O presidente da Associação de Comércio Exterior do Brasil (AEB), José Augusto de Castro, afirmou hoje (27) à Agência Brasil, que a China (país que concentra o maior número de casos e mortes por coronavírus) passará por uma grande reacomodação e isso causará um grande baque para as nações asiáticas, principalmente no que se refere a produtos novos, “porque eles não se vendem por fotografia”.

Castro informou que atualmente, “na medida do possível”, as empresas estão tentando exportar. “Infelizmente, hoje, o coronavírus é que está dizendo o que deve ser feito”. Não basta simplesmente a vontade de exportar ou importar, afirmou.

Commodities

Castro esclareceu que uma oferta maior de produtos no mercado internacional vai pressionar para baixo os preços das commodities (produtos agrícolas e minerais comercializados no mercado exterior) e os manufaturados vão ser afetados por conta da quantidade.
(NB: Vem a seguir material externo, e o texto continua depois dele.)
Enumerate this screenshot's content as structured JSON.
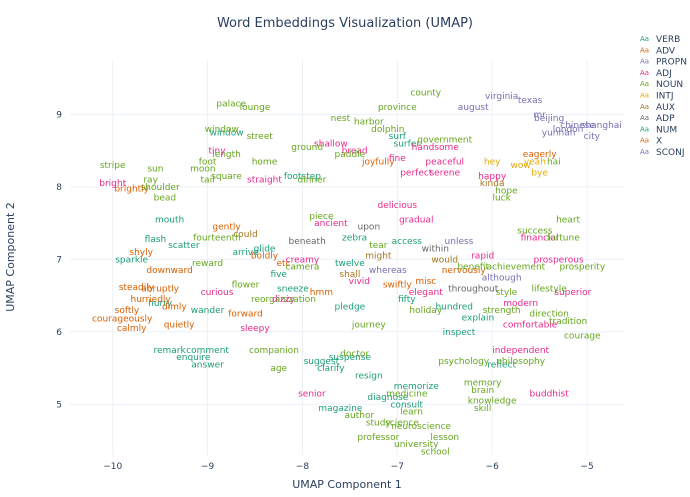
{
  "chart_data": {
    "type": "scatter",
    "title": "Word Embeddings Visualization (UMAP)",
    "xlabel": "UMAP Component 1",
    "ylabel": "UMAP Component 2",
    "xlim": [
      -10.45,
      -4.6
    ],
    "ylim": [
      4.3,
      9.75
    ],
    "xticks": [
      -10,
      -9,
      -8,
      -7,
      -6,
      -5
    ],
    "yticks": [
      5,
      6,
      7,
      8,
      9
    ],
    "grid": true,
    "legend_position": "right",
    "legend_marker": "Aa",
    "series": [
      {
        "name": "VERB",
        "color": "#1b9e77",
        "points": [
          {
            "text": "mouth",
            "x": -9.4,
            "y": 7.55
          },
          {
            "text": "flash",
            "x": -9.55,
            "y": 7.28
          },
          {
            "text": "enquire",
            "x": -9.15,
            "y": 5.65
          },
          {
            "text": "answer",
            "x": -9.0,
            "y": 5.55
          },
          {
            "text": "suspense",
            "x": -7.5,
            "y": 5.65
          },
          {
            "text": "suggest",
            "x": -7.8,
            "y": 5.6
          },
          {
            "text": "zebra",
            "x": -7.45,
            "y": 7.3
          },
          {
            "text": "access",
            "x": -6.9,
            "y": 7.25
          },
          {
            "text": "surf",
            "x": -7.0,
            "y": 8.7
          },
          {
            "text": "surfer",
            "x": -6.9,
            "y": 8.6
          },
          {
            "text": "window",
            "x": -8.8,
            "y": 8.75
          },
          {
            "text": "footstep",
            "x": -8.0,
            "y": 8.15
          },
          {
            "text": "diagnose",
            "x": -7.1,
            "y": 5.1
          },
          {
            "text": "magazine",
            "x": -7.6,
            "y": 4.95
          },
          {
            "text": "resign",
            "x": -7.3,
            "y": 5.4
          },
          {
            "text": "remark",
            "x": -9.4,
            "y": 5.75
          },
          {
            "text": "comment",
            "x": -9.0,
            "y": 5.75
          },
          {
            "text": "sparkle",
            "x": -9.8,
            "y": 7.0
          },
          {
            "text": "clarify",
            "x": -7.7,
            "y": 5.5
          },
          {
            "text": "consult",
            "x": -6.9,
            "y": 5.0
          },
          {
            "text": "wander",
            "x": -9.0,
            "y": 6.3
          },
          {
            "text": "hurry",
            "x": -9.5,
            "y": 6.4
          },
          {
            "text": "scatter",
            "x": -9.25,
            "y": 7.2
          },
          {
            "text": "glide",
            "x": -8.4,
            "y": 7.15
          },
          {
            "text": "pledge",
            "x": -7.5,
            "y": 6.35
          },
          {
            "text": "inspect",
            "x": -6.35,
            "y": 6.0
          },
          {
            "text": "reflect",
            "x": -5.9,
            "y": 5.55
          },
          {
            "text": "memorize",
            "x": -6.8,
            "y": 5.25
          },
          {
            "text": "explain",
            "x": -6.15,
            "y": 6.2
          },
          {
            "text": "arrive",
            "x": -8.6,
            "y": 7.1
          },
          {
            "text": "sneeze",
            "x": -8.1,
            "y": 6.6
          }
        ]
      },
      {
        "name": "ADV",
        "color": "#d95f02",
        "points": [
          {
            "text": "steadily",
            "x": -9.75,
            "y": 6.62
          },
          {
            "text": "downward",
            "x": -9.4,
            "y": 6.85
          },
          {
            "text": "dimly",
            "x": -9.35,
            "y": 6.35
          },
          {
            "text": "courageously",
            "x": -9.9,
            "y": 6.18
          },
          {
            "text": "calmly",
            "x": -9.8,
            "y": 6.05
          },
          {
            "text": "brightly",
            "x": -9.8,
            "y": 7.98
          },
          {
            "text": "hurriedly",
            "x": -9.6,
            "y": 6.45
          },
          {
            "text": "softly",
            "x": -9.85,
            "y": 6.3
          },
          {
            "text": "abruptly",
            "x": -9.5,
            "y": 6.6
          },
          {
            "text": "eagerly",
            "x": -5.5,
            "y": 8.45
          },
          {
            "text": "joyfully",
            "x": -7.2,
            "y": 8.35
          },
          {
            "text": "quietly",
            "x": -9.3,
            "y": 6.1
          },
          {
            "text": "forward",
            "x": -8.6,
            "y": 6.25
          },
          {
            "text": "shyly",
            "x": -9.7,
            "y": 7.1
          },
          {
            "text": "boldly",
            "x": -8.4,
            "y": 7.05
          },
          {
            "text": "swiftly",
            "x": -7.0,
            "y": 6.65
          },
          {
            "text": "nervously",
            "x": -6.3,
            "y": 6.85
          },
          {
            "text": "gently",
            "x": -8.8,
            "y": 7.45
          }
        ]
      },
      {
        "name": "PROPN",
        "color": "#7570b3",
        "points": [
          {
            "text": "virginia",
            "x": -5.9,
            "y": 9.25
          },
          {
            "text": "august",
            "x": -6.2,
            "y": 9.1
          },
          {
            "text": "beijing",
            "x": -5.4,
            "y": 8.95
          },
          {
            "text": "mr",
            "x": -5.5,
            "y": 9.0
          },
          {
            "text": "yunnan",
            "x": -5.3,
            "y": 8.75
          },
          {
            "text": "chinese",
            "x": -5.1,
            "y": 8.85
          },
          {
            "text": "shanghai",
            "x": -4.85,
            "y": 8.85
          },
          {
            "text": "city",
            "x": -4.95,
            "y": 8.7
          },
          {
            "text": "texas",
            "x": -5.6,
            "y": 9.2
          },
          {
            "text": "london",
            "x": -5.2,
            "y": 8.8
          }
        ]
      },
      {
        "name": "ADJ",
        "color": "#e7298a",
        "points": [
          {
            "text": "tiny",
            "x": -8.9,
            "y": 8.5
          },
          {
            "text": "straight",
            "x": -8.4,
            "y": 8.1
          },
          {
            "text": "shallow",
            "x": -7.7,
            "y": 8.6
          },
          {
            "text": "handsome",
            "x": -6.6,
            "y": 8.55
          },
          {
            "text": "bread",
            "x": -7.45,
            "y": 8.5
          },
          {
            "text": "senior",
            "x": -7.9,
            "y": 5.15
          },
          {
            "text": "buddhist",
            "x": -5.4,
            "y": 5.15
          },
          {
            "text": "fine",
            "x": -7.0,
            "y": 8.4
          },
          {
            "text": "perfect",
            "x": -6.8,
            "y": 8.2
          },
          {
            "text": "serene",
            "x": -6.5,
            "y": 8.2
          },
          {
            "text": "gradual",
            "x": -6.8,
            "y": 7.55
          },
          {
            "text": "bright",
            "x": -10.0,
            "y": 8.05
          },
          {
            "text": "financial",
            "x": -5.5,
            "y": 7.3
          },
          {
            "text": "prosperous",
            "x": -5.3,
            "y": 7.0
          },
          {
            "text": "modern",
            "x": -5.7,
            "y": 6.4
          },
          {
            "text": "comfortable",
            "x": -5.6,
            "y": 6.1
          },
          {
            "text": "happy",
            "x": -6.0,
            "y": 8.15
          },
          {
            "text": "peaceful",
            "x": -6.5,
            "y": 8.35
          },
          {
            "text": "creamy",
            "x": -8.0,
            "y": 7.0
          },
          {
            "text": "vivid",
            "x": -7.4,
            "y": 6.7
          },
          {
            "text": "delicious",
            "x": -7.0,
            "y": 7.75
          },
          {
            "text": "dizzy",
            "x": -8.2,
            "y": 6.45
          },
          {
            "text": "sleepy",
            "x": -8.5,
            "y": 6.05
          },
          {
            "text": "curious",
            "x": -8.9,
            "y": 6.55
          },
          {
            "text": "elegant",
            "x": -6.7,
            "y": 6.55
          },
          {
            "text": "independent",
            "x": -5.7,
            "y": 5.75
          },
          {
            "text": "ancient",
            "x": -7.7,
            "y": 7.5
          },
          {
            "text": "rapid",
            "x": -6.1,
            "y": 7.05
          },
          {
            "text": "superior",
            "x": -5.15,
            "y": 6.55
          }
        ]
      },
      {
        "name": "NOUN",
        "color": "#66a61e",
        "points": [
          {
            "text": "palace",
            "x": -8.75,
            "y": 9.15
          },
          {
            "text": "lounge",
            "x": -8.5,
            "y": 9.1
          },
          {
            "text": "county",
            "x": -6.7,
            "y": 9.3
          },
          {
            "text": "province",
            "x": -7.0,
            "y": 9.1
          },
          {
            "text": "government",
            "x": -6.5,
            "y": 8.65
          },
          {
            "text": "sun",
            "x": -9.55,
            "y": 8.25
          },
          {
            "text": "stripe",
            "x": -10.0,
            "y": 8.3
          },
          {
            "text": "ray",
            "x": -9.6,
            "y": 8.1
          },
          {
            "text": "shoulder",
            "x": -9.5,
            "y": 8.0
          },
          {
            "text": "bead",
            "x": -9.45,
            "y": 7.85
          },
          {
            "text": "foot",
            "x": -9.0,
            "y": 8.35
          },
          {
            "text": "moon",
            "x": -9.05,
            "y": 8.25
          },
          {
            "text": "tail",
            "x": -9.0,
            "y": 8.1
          },
          {
            "text": "dolphin",
            "x": -7.1,
            "y": 8.8
          },
          {
            "text": "harbor",
            "x": -7.3,
            "y": 8.9
          },
          {
            "text": "nest",
            "x": -7.6,
            "y": 8.95
          },
          {
            "text": "ground",
            "x": -7.95,
            "y": 8.55
          },
          {
            "text": "street",
            "x": -8.45,
            "y": 8.7
          },
          {
            "text": "home",
            "x": -8.4,
            "y": 8.35
          },
          {
            "text": "paddle",
            "x": -7.5,
            "y": 8.45
          },
          {
            "text": "piece",
            "x": -7.8,
            "y": 7.6
          },
          {
            "text": "fourteenth",
            "x": -8.9,
            "y": 7.3
          },
          {
            "text": "reorganization",
            "x": -8.2,
            "y": 6.45
          },
          {
            "text": "age",
            "x": -8.25,
            "y": 5.5
          },
          {
            "text": "companion",
            "x": -8.3,
            "y": 5.75
          },
          {
            "text": "doctor",
            "x": -7.45,
            "y": 5.7
          },
          {
            "text": "medicine",
            "x": -6.9,
            "y": 5.15
          },
          {
            "text": "knowledge",
            "x": -6.0,
            "y": 5.05
          },
          {
            "text": "skill",
            "x": -6.1,
            "y": 4.95
          },
          {
            "text": "science",
            "x": -6.95,
            "y": 4.75
          },
          {
            "text": "neuroscience",
            "x": -6.75,
            "y": 4.7
          },
          {
            "text": "professor",
            "x": -7.2,
            "y": 4.55
          },
          {
            "text": "lesson",
            "x": -6.5,
            "y": 4.55
          },
          {
            "text": "university",
            "x": -6.8,
            "y": 4.45
          },
          {
            "text": "school",
            "x": -6.6,
            "y": 4.35
          },
          {
            "text": "author",
            "x": -7.4,
            "y": 4.85
          },
          {
            "text": "learn",
            "x": -6.85,
            "y": 4.9
          },
          {
            "text": "study",
            "x": -7.2,
            "y": 4.75
          },
          {
            "text": "success",
            "x": -5.55,
            "y": 7.4
          },
          {
            "text": "fortune",
            "x": -5.25,
            "y": 7.3
          },
          {
            "text": "prosperity",
            "x": -5.05,
            "y": 6.9
          },
          {
            "text": "heart",
            "x": -5.2,
            "y": 7.55
          },
          {
            "text": "courage",
            "x": -5.05,
            "y": 5.95
          },
          {
            "text": "lifestyle",
            "x": -5.4,
            "y": 6.6
          },
          {
            "text": "style",
            "x": -5.85,
            "y": 6.55
          },
          {
            "text": "benefit",
            "x": -6.2,
            "y": 6.9
          },
          {
            "text": "achievement",
            "x": -5.75,
            "y": 6.9
          },
          {
            "text": "brain",
            "x": -6.1,
            "y": 5.2
          },
          {
            "text": "psychology",
            "x": -6.3,
            "y": 5.6
          },
          {
            "text": "philosophy",
            "x": -5.7,
            "y": 5.6
          },
          {
            "text": "tradition",
            "x": -5.2,
            "y": 6.15
          },
          {
            "text": "direction",
            "x": -5.4,
            "y": 6.25
          },
          {
            "text": "hai",
            "x": -5.35,
            "y": 8.35
          },
          {
            "text": "luck",
            "x": -5.9,
            "y": 7.85
          },
          {
            "text": "hope",
            "x": -5.85,
            "y": 7.95
          },
          {
            "text": "window",
            "x": -8.85,
            "y": 8.8
          },
          {
            "text": "square",
            "x": -8.8,
            "y": 8.15
          },
          {
            "text": "length",
            "x": -8.8,
            "y": 8.45
          },
          {
            "text": "dinner",
            "x": -7.9,
            "y": 8.1
          },
          {
            "text": "camera",
            "x": -8.0,
            "y": 6.9
          },
          {
            "text": "memory",
            "x": -6.1,
            "y": 5.3
          },
          {
            "text": "tear",
            "x": -7.2,
            "y": 7.2
          },
          {
            "text": "flower",
            "x": -8.6,
            "y": 6.65
          },
          {
            "text": "journey",
            "x": -7.3,
            "y": 6.1
          },
          {
            "text": "holiday",
            "x": -6.7,
            "y": 6.3
          },
          {
            "text": "reward",
            "x": -9.0,
            "y": 6.95
          },
          {
            "text": "strength",
            "x": -5.9,
            "y": 6.3
          }
        ]
      },
      {
        "name": "INTJ",
        "color": "#e6ab02",
        "points": [
          {
            "text": "yeah",
            "x": -5.55,
            "y": 8.35
          },
          {
            "text": "bye",
            "x": -5.5,
            "y": 8.2
          },
          {
            "text": "wow",
            "x": -5.7,
            "y": 8.3
          },
          {
            "text": "hey",
            "x": -6.0,
            "y": 8.35
          }
        ]
      },
      {
        "name": "AUX",
        "color": "#a6761d",
        "points": [
          {
            "text": "kinda",
            "x": -6.0,
            "y": 8.05
          },
          {
            "text": "might",
            "x": -7.2,
            "y": 7.05
          },
          {
            "text": "would",
            "x": -6.5,
            "y": 7.0
          },
          {
            "text": "shall",
            "x": -7.5,
            "y": 6.8
          },
          {
            "text": "could",
            "x": -8.6,
            "y": 7.35
          }
        ]
      },
      {
        "name": "ADP",
        "color": "#666666",
        "points": [
          {
            "text": "upon",
            "x": -7.3,
            "y": 7.45
          },
          {
            "text": "beneath",
            "x": -7.95,
            "y": 7.25
          },
          {
            "text": "within",
            "x": -6.6,
            "y": 7.15
          },
          {
            "text": "throughout",
            "x": -6.2,
            "y": 6.6
          }
        ]
      },
      {
        "name": "NUM",
        "color": "#1b9e77",
        "points": [
          {
            "text": "five",
            "x": -8.25,
            "y": 6.8
          },
          {
            "text": "twelve",
            "x": -7.5,
            "y": 6.95
          },
          {
            "text": "fifty",
            "x": -6.9,
            "y": 6.45
          },
          {
            "text": "hundred",
            "x": -6.4,
            "y": 6.35
          }
        ]
      },
      {
        "name": "X",
        "color": "#d95f02",
        "points": [
          {
            "text": "etc",
            "x": -8.2,
            "y": 6.95
          },
          {
            "text": "misc",
            "x": -6.7,
            "y": 6.7
          },
          {
            "text": "hmm",
            "x": -7.8,
            "y": 6.55
          }
        ]
      },
      {
        "name": "SCONJ",
        "color": "#7570b3",
        "points": [
          {
            "text": "whereas",
            "x": -7.1,
            "y": 6.85
          },
          {
            "text": "although",
            "x": -5.9,
            "y": 6.75
          },
          {
            "text": "unless",
            "x": -6.35,
            "y": 7.25
          }
        ]
      }
    ]
  }
}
“Como o Brasil não tem preço competitivo em manufaturados, a tendência é que seja afetado em função do coronavírus”, analisou.

A AEB está projetando queda nas importações porque a demanda do mercado interno deverá ficar abaixo do que se previa, diante de um crescimento menor do Produto Interno Bruto (PIB) – soma de todos os bens e serviços produzidos no país. Também as exportações deverão cair porque esse novo vírus está espalhado pelo mundo, disse Castro.

Internamente nas empresas, Castro afirmou que não houve nenhuma interrupção de trabalho. “Ninguém deixou de trabalhar por conta do vírus. O problema é na ponta de fora”. Castro explicou que as empresas querem comprar da China e esta não pode entregar. Isso implica em interrupção dos fluxos comerciais. “Isso gera uma interrogação sobre o que vai acontecer”.

Como os casos de coronavírus são reduzidos tanto na Europa como nos Estados Unidos, o presidente da AEB assegurou que os empresários brasileiros vão continuar indo para esses mercados, que seguirão abertos. Já para a China e demais países da Ásia, os empresários do Brasil vão pensar duas vezes antes de viajar para esses destinos, “salvo se houver uma mudança muito brusca no cenário que está hoje”. As empresas vão se adaptando à medida que surgem novas notícias, indicou.